Pada level redefinisi, AI menciptakan peluang belajar yang sepenuhnya baru, menawarkan pengalaman personal dan mendalam yang tidak dapat ditiru oleh metode tradisional, pada akhirnya mendorong keberhasilan pendidikan yang lebih besar.
The AP mencatat bahwa AI juga memberikan manfaat bagi siswa dengan gangguan penglihatan dan pendengaran. Misalnya, perangkat lunak teks-ke-ucapan telah berkembang, menyediakan suara yang terdengar alami yang membantu siswa dengan gangguan penglihatan atau disleksia.
Program teks-ke-ucapan memungkinkan siswa dengan gangguan pendengaran untuk berkomunikasi dengan efektif dengan mengubah kata-kata yang diucapkan menjadi teks tertulis.
Laporan AP mengungkapkan bahwa Departemen Pendidikan AS telah mengakui nilai AI dalam pendidikan khusus, mendorong sekolah-sekolah untuk mengintegrasikan teknologi seperti teks-ke-ucapan dan perangkat komunikasi.
Meskipun memiliki keuntungan, AP mencatat bahwa para ahli memperingatkan tentang potensi risiko yang terkait dengan AI. Mary Lawson, penasihat hukum di Dewan Sekolah Kota Besar, berhati-hati bahwa alat AI seharusnya melengkapi, bukan menggantikan, pembangunan keterampilan, terutama untuk tugas seperti membaca dan menulis.
Ada juga kekhawatiran etis, seperti kemungkinan AI secara tidak sengaja mengungkapkan cacat seorang siswa, yang memunculkan masalah privasi.
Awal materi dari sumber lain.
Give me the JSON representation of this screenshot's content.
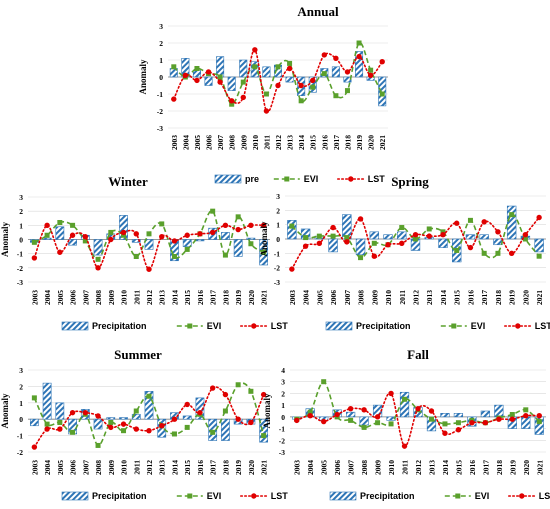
{
  "chart_data": [
    {
      "type": "bar+line",
      "title": "Annual",
      "ylabel": "Anomaly",
      "ylim": [
        -3,
        3
      ],
      "yticks": [
        -3,
        -2,
        -1,
        0,
        1,
        2,
        3
      ],
      "categories": [
        "2003",
        "2004",
        "2005",
        "2006",
        "2007",
        "2008",
        "2009",
        "2010",
        "2011",
        "2012",
        "2013",
        "2014",
        "2015",
        "2016",
        "2017",
        "2018",
        "2019",
        "2020",
        "2021"
      ],
      "series": [
        {
          "name": "pre",
          "kind": "bar",
          "values": [
            0.5,
            1.1,
            0.4,
            -0.5,
            1.2,
            -0.8,
            1.0,
            0.9,
            0.6,
            0.7,
            -0.3,
            -1.1,
            -0.9,
            0.5,
            0.6,
            -0.3,
            1.5,
            -0.2,
            -1.7
          ]
        },
        {
          "name": "EVI",
          "kind": "line-dashed",
          "values": [
            0.6,
            0.0,
            0.5,
            0.2,
            0.0,
            -1.6,
            -0.3,
            0.6,
            -1.0,
            0.6,
            0.8,
            -1.4,
            -0.6,
            0.2,
            -1.1,
            -0.8,
            2.0,
            0.4,
            -1.0
          ]
        },
        {
          "name": "LST",
          "kind": "line-dotted-marker",
          "values": [
            -1.3,
            0.1,
            -0.2,
            0.3,
            -0.3,
            -1.4,
            -1.2,
            1.6,
            -2.0,
            -0.5,
            0.5,
            -0.5,
            -0.2,
            1.3,
            1.1,
            0.3,
            1.2,
            0.1,
            0.9
          ]
        }
      ],
      "legend_position": "bottom"
    },
    {
      "type": "bar+line",
      "title": "Winter",
      "ylabel": "Anomaly",
      "ylim": [
        -3,
        3
      ],
      "yticks": [
        -3,
        -2,
        -1,
        0,
        1,
        2,
        3
      ],
      "categories": [
        "2003",
        "2004",
        "2005",
        "2006",
        "2007",
        "2008",
        "2009",
        "2010",
        "2011",
        "2012",
        "2013",
        "2014",
        "2015",
        "2016",
        "2017",
        "2018",
        "2019",
        "2020",
        "2021"
      ],
      "series": [
        {
          "name": "Precipitation",
          "kind": "bar",
          "values": [
            -0.2,
            0.1,
            0.9,
            -0.4,
            0.3,
            -1.1,
            0.4,
            1.7,
            -0.2,
            -0.7,
            0.0,
            -1.5,
            -0.5,
            -0.1,
            0.8,
            0.5,
            -1.2,
            0.1,
            -1.8
          ]
        },
        {
          "name": "EVI",
          "kind": "line-dashed",
          "values": [
            -0.2,
            0.3,
            1.2,
            1.0,
            -0.1,
            -1.4,
            0.5,
            0.3,
            -1.2,
            0.4,
            1.1,
            -1.2,
            -0.7,
            0.4,
            2.0,
            -1.1,
            1.6,
            -0.3,
            -0.9
          ]
        },
        {
          "name": "LST",
          "kind": "line-dotted-marker",
          "values": [
            -1.3,
            1.0,
            -0.9,
            0.3,
            0.2,
            -2.0,
            0.0,
            0.5,
            0.4,
            -2.1,
            0.2,
            -0.1,
            0.3,
            0.4,
            0.5,
            1.0,
            0.7,
            1.0,
            1.0
          ]
        }
      ],
      "legend_position": "bottom"
    },
    {
      "type": "bar+line",
      "title": "Spring",
      "ylabel": "Anomaly",
      "ylim": [
        -3,
        3
      ],
      "yticks": [
        -3,
        -2,
        -1,
        0,
        1,
        2,
        3
      ],
      "categories": [
        "2003",
        "2004",
        "2005",
        "2006",
        "2007",
        "2008",
        "2009",
        "2010",
        "2011",
        "2012",
        "2013",
        "2014",
        "2015",
        "2016",
        "2017",
        "2018",
        "2019",
        "2020",
        "2021"
      ],
      "series": [
        {
          "name": "Precipitation",
          "kind": "bar",
          "values": [
            1.3,
            0.7,
            0.2,
            -0.9,
            1.7,
            -1.1,
            0.5,
            0.3,
            0.5,
            -0.8,
            0.1,
            -0.6,
            -1.6,
            0.3,
            0.3,
            -0.4,
            2.3,
            0.2,
            -0.9
          ]
        },
        {
          "name": "EVI",
          "kind": "line-dashed",
          "values": [
            0.9,
            0.1,
            0.2,
            0.2,
            0.1,
            -1.3,
            -0.3,
            -0.4,
            0.8,
            0.0,
            0.7,
            0.5,
            -0.8,
            1.3,
            -1.0,
            -1.0,
            1.7,
            0.0,
            -1.2
          ]
        },
        {
          "name": "LST",
          "kind": "line-dotted-marker",
          "values": [
            -2.1,
            -0.5,
            -0.3,
            0.8,
            -0.2,
            1.4,
            -1.2,
            -0.4,
            -0.3,
            0.3,
            0.2,
            0.3,
            1.1,
            -0.6,
            1.2,
            0.5,
            -1.0,
            0.3,
            1.5
          ]
        }
      ],
      "legend_position": "bottom"
    },
    {
      "type": "bar+line",
      "title": "Summer",
      "ylabel": "Anomaly",
      "ylim": [
        -2,
        3
      ],
      "yticks": [
        -2,
        -1,
        0,
        1,
        2,
        3
      ],
      "categories": [
        "2003",
        "2004",
        "2005",
        "2006",
        "2007",
        "2008",
        "2009",
        "2010",
        "2011",
        "2012",
        "2013",
        "2014",
        "2015",
        "2016",
        "2017",
        "2018",
        "2019",
        "2020",
        "2021"
      ],
      "series": [
        {
          "name": "Precipitation",
          "kind": "bar",
          "values": [
            -0.4,
            2.2,
            1.0,
            -0.9,
            0.6,
            -0.6,
            0.1,
            0.1,
            0.3,
            1.7,
            -1.1,
            0.4,
            0.2,
            1.3,
            -1.3,
            -1.3,
            -0.3,
            -0.3,
            -1.4
          ]
        },
        {
          "name": "EVI",
          "kind": "line-dashed",
          "values": [
            1.3,
            -0.3,
            -0.2,
            -0.8,
            0.3,
            -1.6,
            -0.2,
            -0.7,
            0.5,
            1.4,
            -0.4,
            -0.9,
            -0.5,
            0.3,
            -0.8,
            0.5,
            2.1,
            1.7,
            -1.0
          ]
        },
        {
          "name": "LST",
          "kind": "line-dotted-marker",
          "values": [
            -1.7,
            -0.6,
            -0.6,
            0.4,
            0.4,
            0.2,
            -0.5,
            -0.3,
            -0.6,
            -0.7,
            -0.4,
            0.0,
            0.9,
            0.4,
            1.9,
            1.5,
            0.0,
            -0.2,
            1.5
          ]
        }
      ],
      "legend_position": "bottom"
    },
    {
      "type": "bar+line",
      "title": "Fall",
      "ylabel": "Anomaly",
      "ylim": [
        -3,
        4
      ],
      "yticks": [
        -3,
        -2,
        -1,
        0,
        1,
        2,
        3,
        4
      ],
      "categories": [
        "2003",
        "2004",
        "2005",
        "2006",
        "2007",
        "2008",
        "2009",
        "2010",
        "2011",
        "2012",
        "2013",
        "2014",
        "2015",
        "2016",
        "2017",
        "2018",
        "2019",
        "2020",
        "2021"
      ],
      "series": [
        {
          "name": "Precipitation",
          "kind": "bar",
          "values": [
            -0.2,
            0.7,
            -0.3,
            0.6,
            0.4,
            -0.7,
            1.0,
            -0.3,
            2.1,
            0.8,
            -1.2,
            0.3,
            0.3,
            -0.8,
            0.5,
            1.0,
            -1.0,
            -1.0,
            -1.5
          ]
        },
        {
          "name": "EVI",
          "kind": "line-dashed",
          "values": [
            -0.2,
            0.4,
            3.0,
            0.0,
            -0.3,
            -0.9,
            -0.5,
            -0.6,
            1.5,
            0.6,
            -0.2,
            -0.6,
            -0.5,
            -0.3,
            -0.5,
            -0.1,
            0.2,
            0.6,
            -0.4
          ]
        },
        {
          "name": "LST",
          "kind": "line-dotted-marker",
          "values": [
            -0.3,
            0.1,
            -0.4,
            0.2,
            0.7,
            0.6,
            0.0,
            2.0,
            -2.5,
            0.7,
            0.5,
            -1.4,
            -1.1,
            -0.5,
            -0.5,
            -0.2,
            -0.2,
            0.1,
            0.1
          ]
        }
      ],
      "legend_position": "bottom"
    }
  ],
  "colors": {
    "precipitation_bar": "#2e75b6",
    "evi": "#5aa02c",
    "lst": "#e00000",
    "gridline": "#d9d9d9",
    "axis": "#7f7f7f"
  }
}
Selain itu, peningkatan prevalensi alat berbasis AI, yang seringkali berorientasi visual, telah menimbulkan kekhawatiran tentang eksklusi bagi individu yang buta dan penglihatan sebagian.
Tom Pey, presiden dari Royal Society for Blind Children, berpendapat bahwa orang-orang buta ditinggalkan seiring dengan semakin umumnya teknologi AI, seperti video game dan realitas augmentasi, seperti yang dilaporkan oleh The Guardian.
Seiring AI terus berkembang, menyeimbangkan manfaat dan kekhawatiran etisnya menjadi penting untuk pendidikan inklusif.